Our study has some limitations, as there was a small number of APOE ε4/4 carriers that had peripheral measurements compared to APOE ε3/4 and non-carriers, limiting the statistical power of our correlations. Furthermore, we did not have inclusion of APOE ε2 carriers, which may also limit the generalizability of our findings. APOE ε2 has been associated with potential neuroprotective effects, including reduced amyloid burden and possibly altered inflammatory responses, which could modulate FW measurements. The lack of full PET characterization in all subjects limits the generalizability of all APOE ε4/4 carriers. Initial diffusion metrics were collected at differing times throughout enrollment, and this may have some influence on the findings we observed. Lack of ethnic and racial diversity, over-representation of women, lack of integrated information on menopause status or hormonal use, and a cross-sectional approach that limits insights into the onset of differences between APOE groups. Future investigations should aim to link NBM FW, cardiovascular, and inflammatory marker values with cognitive aging trajectories to determine the functional influences of APOE-related allelic differences.

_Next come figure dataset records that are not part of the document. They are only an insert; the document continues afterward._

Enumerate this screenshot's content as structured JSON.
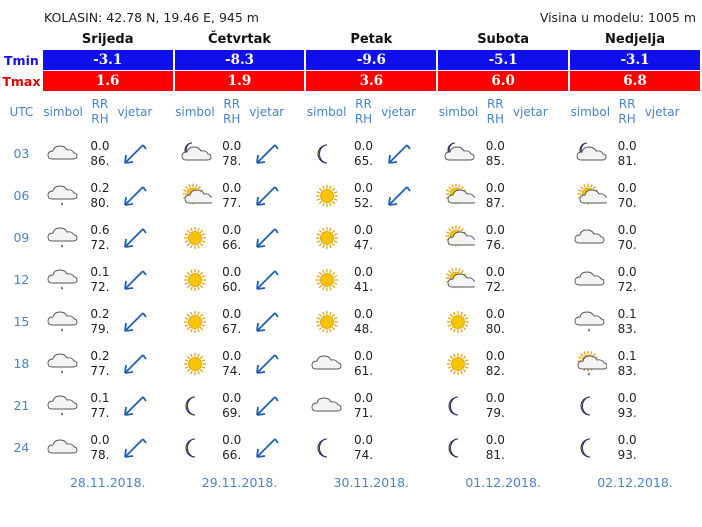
{
  "header": {
    "location": "KOLASIN: 42.78 N, 19.46 E, 945 m",
    "model_height": "Visina u modelu: 1005 m"
  },
  "labels": {
    "tmin": "Tmin",
    "tmax": "Tmax",
    "utc": "UTC",
    "symbol": "simbol",
    "rr": "RR",
    "rh": "RH",
    "wind": "vjetar"
  },
  "colors": {
    "tmin_bg": "#1010ee",
    "tmax_bg": "#ff0000",
    "header_text": "#4a84c5",
    "wind_arrow": "#1f5fb0"
  },
  "days": [
    {
      "name": "Srijeda",
      "tmin": "-3.1",
      "tmax": "1.6",
      "date": "28.11.2018.",
      "rows": [
        {
          "utc": "03",
          "icon": "cloud-icon",
          "rr": "0.0",
          "rh": "86.",
          "wind": "arrow-sw"
        },
        {
          "utc": "06",
          "icon": "cloud-drizzle-icon",
          "rr": "0.2",
          "rh": "80.",
          "wind": "arrow-sw"
        },
        {
          "utc": "09",
          "icon": "cloud-drizzle-icon",
          "rr": "0.6",
          "rh": "72.",
          "wind": "arrow-sw"
        },
        {
          "utc": "12",
          "icon": "cloud-drizzle-icon",
          "rr": "0.1",
          "rh": "72.",
          "wind": "arrow-sw"
        },
        {
          "utc": "15",
          "icon": "cloud-drizzle-icon",
          "rr": "0.2",
          "rh": "79.",
          "wind": "arrow-sw"
        },
        {
          "utc": "18",
          "icon": "cloud-drizzle-icon",
          "rr": "0.2",
          "rh": "77.",
          "wind": "arrow-sw"
        },
        {
          "utc": "21",
          "icon": "cloud-drizzle-icon",
          "rr": "0.1",
          "rh": "77.",
          "wind": "arrow-sw"
        },
        {
          "utc": "24",
          "icon": "cloud-icon",
          "rr": "0.0",
          "rh": "78.",
          "wind": "arrow-sw"
        }
      ]
    },
    {
      "name": "Četvrtak",
      "tmin": "-8.3",
      "tmax": "1.9",
      "date": "29.11.2018.",
      "rows": [
        {
          "utc": "03",
          "icon": "moon-cloud-icon",
          "rr": "0.0",
          "rh": "78.",
          "wind": "arrow-sw"
        },
        {
          "utc": "06",
          "icon": "sun-cloud-icon",
          "rr": "0.0",
          "rh": "77.",
          "wind": "arrow-sw"
        },
        {
          "utc": "09",
          "icon": "sun-icon",
          "rr": "0.0",
          "rh": "66.",
          "wind": "arrow-sw"
        },
        {
          "utc": "12",
          "icon": "sun-icon",
          "rr": "0.0",
          "rh": "60.",
          "wind": "arrow-sw"
        },
        {
          "utc": "15",
          "icon": "sun-icon",
          "rr": "0.0",
          "rh": "67.",
          "wind": "arrow-sw"
        },
        {
          "utc": "18",
          "icon": "sun-icon",
          "rr": "0.0",
          "rh": "74.",
          "wind": "arrow-sw"
        },
        {
          "utc": "21",
          "icon": "moon-icon",
          "rr": "0.0",
          "rh": "69.",
          "wind": "arrow-sw"
        },
        {
          "utc": "24",
          "icon": "moon-icon",
          "rr": "0.0",
          "rh": "66.",
          "wind": "arrow-sw"
        }
      ]
    },
    {
      "name": "Petak",
      "tmin": "-9.6",
      "tmax": "3.6",
      "date": "30.11.2018.",
      "rows": [
        {
          "utc": "03",
          "icon": "moon-icon",
          "rr": "0.0",
          "rh": "65.",
          "wind": "arrow-sw"
        },
        {
          "utc": "06",
          "icon": "sun-icon",
          "rr": "0.0",
          "rh": "52.",
          "wind": "arrow-sw"
        },
        {
          "utc": "09",
          "icon": "sun-icon",
          "rr": "0.0",
          "rh": "47.",
          "wind": ""
        },
        {
          "utc": "12",
          "icon": "sun-icon",
          "rr": "0.0",
          "rh": "41.",
          "wind": ""
        },
        {
          "utc": "15",
          "icon": "sun-icon",
          "rr": "0.0",
          "rh": "48.",
          "wind": ""
        },
        {
          "utc": "18",
          "icon": "cloud-icon",
          "rr": "0.0",
          "rh": "61.",
          "wind": ""
        },
        {
          "utc": "21",
          "icon": "cloud-icon",
          "rr": "0.0",
          "rh": "71.",
          "wind": ""
        },
        {
          "utc": "24",
          "icon": "moon-icon",
          "rr": "0.0",
          "rh": "74.",
          "wind": ""
        }
      ]
    },
    {
      "name": "Subota",
      "tmin": "-5.1",
      "tmax": "6.0",
      "date": "01.12.2018.",
      "rows": [
        {
          "utc": "03",
          "icon": "moon-cloud-icon",
          "rr": "0.0",
          "rh": "85.",
          "wind": ""
        },
        {
          "utc": "06",
          "icon": "sun-cloud-icon",
          "rr": "0.0",
          "rh": "87.",
          "wind": ""
        },
        {
          "utc": "09",
          "icon": "sun-cloud-icon",
          "rr": "0.0",
          "rh": "76.",
          "wind": ""
        },
        {
          "utc": "12",
          "icon": "sun-cloud-icon",
          "rr": "0.0",
          "rh": "72.",
          "wind": ""
        },
        {
          "utc": "15",
          "icon": "sun-icon",
          "rr": "0.0",
          "rh": "80.",
          "wind": ""
        },
        {
          "utc": "18",
          "icon": "sun-icon",
          "rr": "0.0",
          "rh": "82.",
          "wind": ""
        },
        {
          "utc": "21",
          "icon": "moon-icon",
          "rr": "0.0",
          "rh": "79.",
          "wind": ""
        },
        {
          "utc": "24",
          "icon": "moon-icon",
          "rr": "0.0",
          "rh": "81.",
          "wind": ""
        }
      ]
    },
    {
      "name": "Nedjelja",
      "tmin": "-3.1",
      "tmax": "6.8",
      "date": "02.12.2018.",
      "rows": [
        {
          "utc": "03",
          "icon": "moon-cloud-icon",
          "rr": "0.0",
          "rh": "81.",
          "wind": ""
        },
        {
          "utc": "06",
          "icon": "sun-cloud-icon",
          "rr": "0.0",
          "rh": "70.",
          "wind": ""
        },
        {
          "utc": "09",
          "icon": "cloud-icon",
          "rr": "0.0",
          "rh": "70.",
          "wind": ""
        },
        {
          "utc": "12",
          "icon": "cloud-icon",
          "rr": "0.0",
          "rh": "72.",
          "wind": ""
        },
        {
          "utc": "15",
          "icon": "cloud-drizzle-icon",
          "rr": "0.1",
          "rh": "83.",
          "wind": ""
        },
        {
          "utc": "18",
          "icon": "sun-cloud-rain-icon",
          "rr": "0.1",
          "rh": "83.",
          "wind": ""
        },
        {
          "utc": "21",
          "icon": "moon-icon",
          "rr": "0.0",
          "rh": "93.",
          "wind": ""
        },
        {
          "utc": "24",
          "icon": "moon-icon",
          "rr": "0.0",
          "rh": "93.",
          "wind": ""
        }
      ]
    }
  ]
}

This is the first investigation to characterize the effect of APOE ε4 on FW imaging in cognitively unimpaired late middle-aged older adults. We reveal that APOE ε4/4 carriers have decreased NBM FW levels in comparison to APOE ε3/4 and non-carriers, whereas no differences were found in the locus coeruleus to entorhinal track. APOE ε4/4 also had an inverse relation between increased free-water and an elevated cholesterol/HDL ratio, perhaps suggesting that elevated cholesterol levels impinge on the NBM extracellular space. Furthermore, NBM FW levels were related to peripheral markers of homocysteine and systolic BP, suggesting that FW may also reflect downstream biomechanical and chemical modulators of vascular dysfunction. These differences may reflect modulatory inflammatory processes in APOE ε4 carriers, as FW techniques are optimal to estimate neuroinflammation with MRI. The involvement of the APOE ε4 allele in modulating these processes, particularly its impact on the NBM and its potential role in AD pathogenesis, warrants further investigation. Elucidating the complex interplay between genetic, vascular, and inflammatory factors may provide valuable insights into the mechanisms underlying cognitive impairment and neurodegenerative diseases, ultimately informing the development of targeted therapeutic strategies.